Starting point is 01:43:15 He makes it fucking blue. Um, is there anything else to talk about? Do I really need to go beyond a fucking hour on this? I don't think I do people. I apologize for the fucking hung over one, but you know something you went all of 2011 without one. I'm trying to think the last time I was hung over on a podcast. I think it's been a long time and it's been a while since you fucking whatever that guy
Starting point is 01:43:37 stayed. I used to sing about his dad. Remember that? Um, anyways, that's the podcast for this week. You guys, I know it was late and I know it wasn't worth the wait. So you don't need, you don't even need to tell me. I know. All right.
Starting point is 01:43:52 Don't be one of those douchebags. You know, like when you fucking get arrested for drinking and driving and then your friend shows up and tells you how fucking stupid you are. Like you didn't realize that when you spent the night in jail with no sneakers on because I thought you were going to hang yourself by your shoelaces. Like if you couldn't figure out that point, do you think I really need you to tell me that you douche? Okay.

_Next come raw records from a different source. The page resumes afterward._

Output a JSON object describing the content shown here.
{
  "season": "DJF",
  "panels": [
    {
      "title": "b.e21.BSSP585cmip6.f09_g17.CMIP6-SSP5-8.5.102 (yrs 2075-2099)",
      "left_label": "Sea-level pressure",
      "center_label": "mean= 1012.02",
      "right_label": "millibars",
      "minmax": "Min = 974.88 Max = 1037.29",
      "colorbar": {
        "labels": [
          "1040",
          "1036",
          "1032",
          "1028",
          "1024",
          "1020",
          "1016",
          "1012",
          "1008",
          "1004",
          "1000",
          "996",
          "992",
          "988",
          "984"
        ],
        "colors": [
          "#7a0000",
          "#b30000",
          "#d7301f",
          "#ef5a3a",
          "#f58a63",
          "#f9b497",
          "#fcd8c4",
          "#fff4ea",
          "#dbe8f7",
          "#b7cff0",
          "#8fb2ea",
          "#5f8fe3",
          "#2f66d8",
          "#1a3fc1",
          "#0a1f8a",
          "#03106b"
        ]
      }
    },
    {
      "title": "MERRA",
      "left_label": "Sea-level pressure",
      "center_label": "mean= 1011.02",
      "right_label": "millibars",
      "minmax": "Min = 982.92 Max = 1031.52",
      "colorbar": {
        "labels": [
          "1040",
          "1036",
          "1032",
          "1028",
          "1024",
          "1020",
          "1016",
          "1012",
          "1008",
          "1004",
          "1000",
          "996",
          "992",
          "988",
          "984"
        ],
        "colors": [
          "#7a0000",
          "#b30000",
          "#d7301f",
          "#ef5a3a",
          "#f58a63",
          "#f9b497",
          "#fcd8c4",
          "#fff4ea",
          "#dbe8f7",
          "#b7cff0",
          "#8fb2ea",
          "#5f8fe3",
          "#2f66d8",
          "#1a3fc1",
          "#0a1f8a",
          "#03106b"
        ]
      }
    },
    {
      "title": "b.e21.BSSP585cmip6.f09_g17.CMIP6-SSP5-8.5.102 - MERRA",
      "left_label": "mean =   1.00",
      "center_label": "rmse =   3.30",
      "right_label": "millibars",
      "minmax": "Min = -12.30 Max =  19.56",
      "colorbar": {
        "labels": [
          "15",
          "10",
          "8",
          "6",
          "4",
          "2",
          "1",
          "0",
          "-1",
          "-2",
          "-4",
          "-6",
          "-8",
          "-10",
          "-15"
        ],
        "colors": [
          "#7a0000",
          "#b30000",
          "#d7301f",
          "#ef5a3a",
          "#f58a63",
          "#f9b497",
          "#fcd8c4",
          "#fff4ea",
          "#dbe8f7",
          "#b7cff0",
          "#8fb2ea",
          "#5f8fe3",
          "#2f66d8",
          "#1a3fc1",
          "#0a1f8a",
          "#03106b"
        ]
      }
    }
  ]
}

Starting point is 01:44:15 All right. I don't know what that means. All right. That's the podcast for this week. Go fuck yourselves. I will talk to you next week and, um, yeah, that's it. I'll talk to you next week. Every time you do that thing, you do.
Starting point is 01:45:01 I don't ask for life, but I know one thing's for sure. It's the love I have in God, girl, and I just can't take it anymore. It's the love I have in God, girl, and I just can't take it anymore. It's the love I have in God, girl, and I just can't take it anymore. It hurts me so just to see you go around with someone new. And if I know you, you're doing that thing. Every day just doing that thing. I can't take you doing that thing to do.